Fear and loathing in requirements

We’ve previously mentioned that the fear of being left behind often motivates web strategy, even though this just leads to mediocre web presence. Why does this happen? It’s because our heads are ruled by fear, as this Newsweek article points out. As a consequence we make poor choices, trying to come up with functionality-driven requirements rather than finding the problem we’re trying to solve.

A typical example is to implement folksonomies for relatively small websites. Folksonomy (or social tagging) works for large sites with an engaged readership. The sheer volume of tags and people tagging supports rather than counteracts other classification systems. But this simply won’t work if your editors are adding more content than your audience is actively classifying.

Similarly, you may look at other websites with rich media and think that’s what’s driving visitors to their site, when the opposite may be true. Just look at what happened when The Register introduced video reviews for an audience that browses the site while at work.

These kinds of implementations are often driven by the fear of being left behind, losing audience and revenue. Many organisations feel they should be on Web “version 2.0″ by now, irrespective of whether they can articulate what that functionality is or what purpose it will solve. So how do you fight the fear? You need to set out some clear business-driven objectives for the web.

These objectives are common across practically every organisation: increase market share, reduce costs, reinforce brand, improve communication with customers and so forth. Every system requirement that you specify will need to meet one of these objectives. If a requirement is completely off the wall, then it’s either not relevant for the organisation or the organisation needs to reassess its objectives. When you record your requirements, these should be mapped to an objective and validated by the body responsible for meeting the objective: the marketing team, customer relations, IT, etc.

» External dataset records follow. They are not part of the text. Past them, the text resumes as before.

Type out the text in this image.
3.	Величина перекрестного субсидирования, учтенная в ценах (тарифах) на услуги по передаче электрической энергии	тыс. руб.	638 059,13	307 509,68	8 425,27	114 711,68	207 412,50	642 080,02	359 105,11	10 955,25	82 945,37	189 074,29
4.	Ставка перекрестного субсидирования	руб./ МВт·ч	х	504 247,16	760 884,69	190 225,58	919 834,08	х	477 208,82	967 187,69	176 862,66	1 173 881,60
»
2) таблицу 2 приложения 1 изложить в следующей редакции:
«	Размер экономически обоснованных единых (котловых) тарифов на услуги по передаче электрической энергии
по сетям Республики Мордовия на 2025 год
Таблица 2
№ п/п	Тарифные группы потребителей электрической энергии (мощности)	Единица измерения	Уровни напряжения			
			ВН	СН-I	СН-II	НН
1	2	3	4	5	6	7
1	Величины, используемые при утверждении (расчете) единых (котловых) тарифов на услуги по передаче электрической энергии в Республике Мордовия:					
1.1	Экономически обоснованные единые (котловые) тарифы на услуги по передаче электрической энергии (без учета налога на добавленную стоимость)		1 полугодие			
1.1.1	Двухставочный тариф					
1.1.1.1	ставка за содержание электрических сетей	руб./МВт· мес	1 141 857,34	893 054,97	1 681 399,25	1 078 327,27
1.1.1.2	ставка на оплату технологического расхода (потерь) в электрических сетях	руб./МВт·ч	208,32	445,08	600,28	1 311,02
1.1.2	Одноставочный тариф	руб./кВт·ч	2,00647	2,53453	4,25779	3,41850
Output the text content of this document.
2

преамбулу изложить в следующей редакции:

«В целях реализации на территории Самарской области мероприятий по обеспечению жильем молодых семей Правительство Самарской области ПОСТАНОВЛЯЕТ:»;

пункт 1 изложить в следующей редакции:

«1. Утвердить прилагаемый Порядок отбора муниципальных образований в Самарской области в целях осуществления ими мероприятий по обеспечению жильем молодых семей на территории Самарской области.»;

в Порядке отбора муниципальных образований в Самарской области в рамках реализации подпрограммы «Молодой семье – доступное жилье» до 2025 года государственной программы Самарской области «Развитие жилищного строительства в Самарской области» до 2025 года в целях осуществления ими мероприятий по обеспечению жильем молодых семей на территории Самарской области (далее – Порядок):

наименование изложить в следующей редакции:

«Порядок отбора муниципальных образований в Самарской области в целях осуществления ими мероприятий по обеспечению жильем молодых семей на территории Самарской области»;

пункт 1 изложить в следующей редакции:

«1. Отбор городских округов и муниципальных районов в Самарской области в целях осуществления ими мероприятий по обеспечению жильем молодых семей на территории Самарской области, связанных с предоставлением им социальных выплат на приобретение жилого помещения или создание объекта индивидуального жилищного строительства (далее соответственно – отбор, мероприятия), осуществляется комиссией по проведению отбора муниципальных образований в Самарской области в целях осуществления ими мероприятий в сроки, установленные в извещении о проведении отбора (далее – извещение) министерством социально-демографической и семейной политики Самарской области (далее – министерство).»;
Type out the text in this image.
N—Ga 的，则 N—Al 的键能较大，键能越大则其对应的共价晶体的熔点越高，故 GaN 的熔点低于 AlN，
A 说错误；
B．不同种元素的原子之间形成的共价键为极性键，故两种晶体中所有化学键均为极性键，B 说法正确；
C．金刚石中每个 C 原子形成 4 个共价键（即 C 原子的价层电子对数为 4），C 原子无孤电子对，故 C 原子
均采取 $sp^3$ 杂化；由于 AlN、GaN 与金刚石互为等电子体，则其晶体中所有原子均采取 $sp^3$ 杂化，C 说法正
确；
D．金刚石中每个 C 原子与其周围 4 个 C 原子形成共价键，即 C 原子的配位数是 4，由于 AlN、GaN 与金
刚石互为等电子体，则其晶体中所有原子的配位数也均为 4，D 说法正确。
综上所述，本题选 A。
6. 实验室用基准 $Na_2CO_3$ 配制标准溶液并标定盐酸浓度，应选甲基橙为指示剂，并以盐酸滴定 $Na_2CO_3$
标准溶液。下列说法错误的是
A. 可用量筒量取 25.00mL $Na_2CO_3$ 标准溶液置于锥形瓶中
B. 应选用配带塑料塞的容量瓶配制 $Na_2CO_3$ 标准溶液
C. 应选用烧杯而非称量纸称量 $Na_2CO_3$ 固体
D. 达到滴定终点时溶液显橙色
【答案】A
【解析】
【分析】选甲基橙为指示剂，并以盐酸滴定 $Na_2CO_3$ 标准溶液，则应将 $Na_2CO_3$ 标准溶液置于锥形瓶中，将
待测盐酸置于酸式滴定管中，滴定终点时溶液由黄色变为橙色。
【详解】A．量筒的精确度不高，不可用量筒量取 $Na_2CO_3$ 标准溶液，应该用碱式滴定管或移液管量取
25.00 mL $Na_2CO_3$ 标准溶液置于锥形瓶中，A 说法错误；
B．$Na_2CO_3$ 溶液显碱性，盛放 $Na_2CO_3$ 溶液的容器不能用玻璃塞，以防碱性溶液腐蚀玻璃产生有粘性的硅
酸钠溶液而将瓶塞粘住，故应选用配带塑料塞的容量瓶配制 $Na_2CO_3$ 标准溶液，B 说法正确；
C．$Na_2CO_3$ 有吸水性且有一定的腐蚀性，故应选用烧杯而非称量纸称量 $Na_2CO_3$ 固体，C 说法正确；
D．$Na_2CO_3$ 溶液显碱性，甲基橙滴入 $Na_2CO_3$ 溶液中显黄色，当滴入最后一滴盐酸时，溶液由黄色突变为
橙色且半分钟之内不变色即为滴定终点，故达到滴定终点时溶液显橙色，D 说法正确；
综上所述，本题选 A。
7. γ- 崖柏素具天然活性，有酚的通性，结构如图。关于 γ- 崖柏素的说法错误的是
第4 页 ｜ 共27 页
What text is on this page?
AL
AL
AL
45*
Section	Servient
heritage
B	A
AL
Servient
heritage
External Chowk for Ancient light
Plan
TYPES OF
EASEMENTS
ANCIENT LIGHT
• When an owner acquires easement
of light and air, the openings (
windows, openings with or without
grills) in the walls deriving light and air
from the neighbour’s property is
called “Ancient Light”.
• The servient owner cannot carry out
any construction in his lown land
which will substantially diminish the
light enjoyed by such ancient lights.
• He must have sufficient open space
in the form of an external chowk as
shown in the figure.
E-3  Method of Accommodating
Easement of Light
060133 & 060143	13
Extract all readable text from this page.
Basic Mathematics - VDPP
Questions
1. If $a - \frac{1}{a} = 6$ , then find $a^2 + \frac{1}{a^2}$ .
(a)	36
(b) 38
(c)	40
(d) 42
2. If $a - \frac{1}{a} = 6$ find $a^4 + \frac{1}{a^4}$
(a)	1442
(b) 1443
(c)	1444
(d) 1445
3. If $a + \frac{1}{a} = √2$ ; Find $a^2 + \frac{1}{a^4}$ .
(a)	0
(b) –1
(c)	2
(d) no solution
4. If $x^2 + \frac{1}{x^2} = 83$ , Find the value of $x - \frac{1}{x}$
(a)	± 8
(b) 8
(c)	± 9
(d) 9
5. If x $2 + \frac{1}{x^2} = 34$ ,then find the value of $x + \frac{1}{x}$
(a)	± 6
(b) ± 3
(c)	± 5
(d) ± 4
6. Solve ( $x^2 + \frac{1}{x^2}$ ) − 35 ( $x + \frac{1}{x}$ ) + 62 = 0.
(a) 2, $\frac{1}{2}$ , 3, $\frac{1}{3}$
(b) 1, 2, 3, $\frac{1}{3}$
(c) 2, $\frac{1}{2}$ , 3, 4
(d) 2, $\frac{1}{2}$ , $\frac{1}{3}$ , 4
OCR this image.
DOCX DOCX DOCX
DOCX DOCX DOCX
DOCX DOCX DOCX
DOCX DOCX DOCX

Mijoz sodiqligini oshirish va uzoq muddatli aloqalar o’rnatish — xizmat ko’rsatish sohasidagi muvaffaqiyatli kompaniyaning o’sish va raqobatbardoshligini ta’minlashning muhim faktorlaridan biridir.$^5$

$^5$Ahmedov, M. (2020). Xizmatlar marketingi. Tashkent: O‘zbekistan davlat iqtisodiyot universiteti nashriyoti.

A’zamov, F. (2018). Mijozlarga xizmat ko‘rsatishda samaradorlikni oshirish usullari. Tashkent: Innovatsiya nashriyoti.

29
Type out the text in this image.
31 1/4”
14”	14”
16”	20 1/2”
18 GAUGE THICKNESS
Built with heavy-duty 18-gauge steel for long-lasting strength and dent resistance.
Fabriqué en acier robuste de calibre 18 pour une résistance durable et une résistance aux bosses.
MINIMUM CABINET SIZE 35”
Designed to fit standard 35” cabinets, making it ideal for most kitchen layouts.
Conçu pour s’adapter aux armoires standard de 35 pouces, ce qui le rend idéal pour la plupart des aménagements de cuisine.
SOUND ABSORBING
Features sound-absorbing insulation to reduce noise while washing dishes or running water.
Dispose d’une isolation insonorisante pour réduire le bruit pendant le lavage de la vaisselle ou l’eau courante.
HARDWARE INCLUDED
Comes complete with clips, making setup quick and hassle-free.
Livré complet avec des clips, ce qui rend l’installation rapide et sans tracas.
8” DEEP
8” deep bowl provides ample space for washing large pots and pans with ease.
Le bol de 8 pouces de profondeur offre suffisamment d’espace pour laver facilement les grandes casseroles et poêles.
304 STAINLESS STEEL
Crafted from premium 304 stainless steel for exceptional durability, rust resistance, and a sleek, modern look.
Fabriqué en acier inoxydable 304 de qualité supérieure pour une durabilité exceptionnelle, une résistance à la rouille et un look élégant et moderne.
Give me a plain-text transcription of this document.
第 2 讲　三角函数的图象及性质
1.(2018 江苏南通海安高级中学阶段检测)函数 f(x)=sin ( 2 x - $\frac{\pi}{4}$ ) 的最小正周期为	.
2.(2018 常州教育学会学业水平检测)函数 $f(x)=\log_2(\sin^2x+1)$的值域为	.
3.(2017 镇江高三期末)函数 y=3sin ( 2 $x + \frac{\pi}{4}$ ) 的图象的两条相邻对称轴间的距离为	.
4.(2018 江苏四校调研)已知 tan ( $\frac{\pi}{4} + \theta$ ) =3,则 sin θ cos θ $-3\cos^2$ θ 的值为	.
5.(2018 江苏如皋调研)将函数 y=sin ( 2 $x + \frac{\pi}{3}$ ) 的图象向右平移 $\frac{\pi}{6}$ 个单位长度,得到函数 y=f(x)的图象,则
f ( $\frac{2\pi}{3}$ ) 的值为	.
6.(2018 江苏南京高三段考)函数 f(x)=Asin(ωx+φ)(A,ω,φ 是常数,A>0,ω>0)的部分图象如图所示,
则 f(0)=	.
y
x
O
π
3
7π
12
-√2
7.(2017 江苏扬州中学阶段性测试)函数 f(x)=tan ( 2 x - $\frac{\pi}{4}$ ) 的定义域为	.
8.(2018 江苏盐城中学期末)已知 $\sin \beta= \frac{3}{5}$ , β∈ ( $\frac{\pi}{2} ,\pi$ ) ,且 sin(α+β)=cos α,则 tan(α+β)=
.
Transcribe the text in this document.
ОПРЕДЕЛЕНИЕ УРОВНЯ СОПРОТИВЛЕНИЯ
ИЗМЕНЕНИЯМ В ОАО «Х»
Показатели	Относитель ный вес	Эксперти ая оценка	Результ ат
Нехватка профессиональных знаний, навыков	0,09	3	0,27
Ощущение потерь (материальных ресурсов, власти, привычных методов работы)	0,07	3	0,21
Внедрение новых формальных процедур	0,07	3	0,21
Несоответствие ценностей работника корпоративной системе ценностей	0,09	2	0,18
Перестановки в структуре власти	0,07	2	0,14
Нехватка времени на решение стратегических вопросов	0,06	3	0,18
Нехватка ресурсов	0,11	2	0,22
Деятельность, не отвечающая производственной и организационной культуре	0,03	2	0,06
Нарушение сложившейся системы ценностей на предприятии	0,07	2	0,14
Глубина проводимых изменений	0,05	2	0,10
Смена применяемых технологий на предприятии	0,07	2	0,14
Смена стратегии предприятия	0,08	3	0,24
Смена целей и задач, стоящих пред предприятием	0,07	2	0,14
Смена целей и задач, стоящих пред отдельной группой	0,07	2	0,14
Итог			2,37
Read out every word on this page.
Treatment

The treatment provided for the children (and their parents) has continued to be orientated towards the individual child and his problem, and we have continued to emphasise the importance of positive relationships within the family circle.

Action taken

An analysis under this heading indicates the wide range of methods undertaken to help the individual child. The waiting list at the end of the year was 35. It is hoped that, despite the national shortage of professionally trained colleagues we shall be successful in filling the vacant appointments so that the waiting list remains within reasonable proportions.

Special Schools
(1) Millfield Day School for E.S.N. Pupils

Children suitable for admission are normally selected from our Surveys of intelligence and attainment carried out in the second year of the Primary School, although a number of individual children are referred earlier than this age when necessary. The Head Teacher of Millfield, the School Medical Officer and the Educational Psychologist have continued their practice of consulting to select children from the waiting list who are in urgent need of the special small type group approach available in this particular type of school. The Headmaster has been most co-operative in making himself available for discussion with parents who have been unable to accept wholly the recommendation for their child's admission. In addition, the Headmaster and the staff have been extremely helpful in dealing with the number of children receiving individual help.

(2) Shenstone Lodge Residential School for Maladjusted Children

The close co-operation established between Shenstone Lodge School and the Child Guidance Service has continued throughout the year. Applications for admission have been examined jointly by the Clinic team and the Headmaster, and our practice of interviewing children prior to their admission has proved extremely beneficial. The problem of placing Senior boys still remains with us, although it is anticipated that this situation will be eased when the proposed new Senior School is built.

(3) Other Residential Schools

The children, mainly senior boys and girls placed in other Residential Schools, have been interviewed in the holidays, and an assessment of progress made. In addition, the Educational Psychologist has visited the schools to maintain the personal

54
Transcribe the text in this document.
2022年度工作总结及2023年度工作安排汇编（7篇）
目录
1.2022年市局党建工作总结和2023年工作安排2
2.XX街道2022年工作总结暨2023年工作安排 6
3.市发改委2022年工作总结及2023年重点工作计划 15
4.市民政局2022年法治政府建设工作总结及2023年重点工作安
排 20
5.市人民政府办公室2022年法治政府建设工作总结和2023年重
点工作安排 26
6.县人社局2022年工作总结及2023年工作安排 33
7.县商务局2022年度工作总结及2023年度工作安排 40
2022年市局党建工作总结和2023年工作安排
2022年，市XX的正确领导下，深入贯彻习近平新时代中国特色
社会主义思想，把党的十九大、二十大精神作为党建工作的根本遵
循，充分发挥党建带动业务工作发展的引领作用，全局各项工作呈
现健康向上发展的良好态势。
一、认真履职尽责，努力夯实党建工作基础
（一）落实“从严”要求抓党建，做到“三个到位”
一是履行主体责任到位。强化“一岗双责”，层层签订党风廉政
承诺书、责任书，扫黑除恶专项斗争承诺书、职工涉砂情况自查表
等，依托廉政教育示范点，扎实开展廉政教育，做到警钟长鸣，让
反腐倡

Once you’ve recorded all your requirements, you can develop functional solutions for each one. Again, the relationships between requirement and functionality should be tracked, so when you come to decide about functionality that will be in project scope, you have a clear idea why you’re implementing any given feature. You’ll then be able to ensure that requirements are driving functionality, rather than the other way around.

Diagram showing the relationship between strategy, objectives, requirements and functionality.

Just as your organisational objectives will corroborate your organisational strategy, so the requirements you document will inform the technical strategy you adopt. Do your requirements suggest the need for a web content management system, or an enterprise version to manage documents, or federated search, or wiki tools? You should be able to design a technical strategy once you have an overview of the requirements. This strategy will also inform the functionality you specify to meet the requirements. If your strategy dictates project teams should collaborate using blogs, this should be consistent across your web presence; you shouldn’t end up with a mix of blogs, Word documents and forums. If you can achieve this level of consistency, your technical and organisational strategies will be appropriately aligned.

So stave off your fear of being left behind technologically. Being at the technological bleeding edge will bring you little reward, as Get Strategic points out. Focus instead about meeting your business goals and ensuring that your technology is being designed with these in mind. Didn’t you want business 2.0 rather than web 2.0?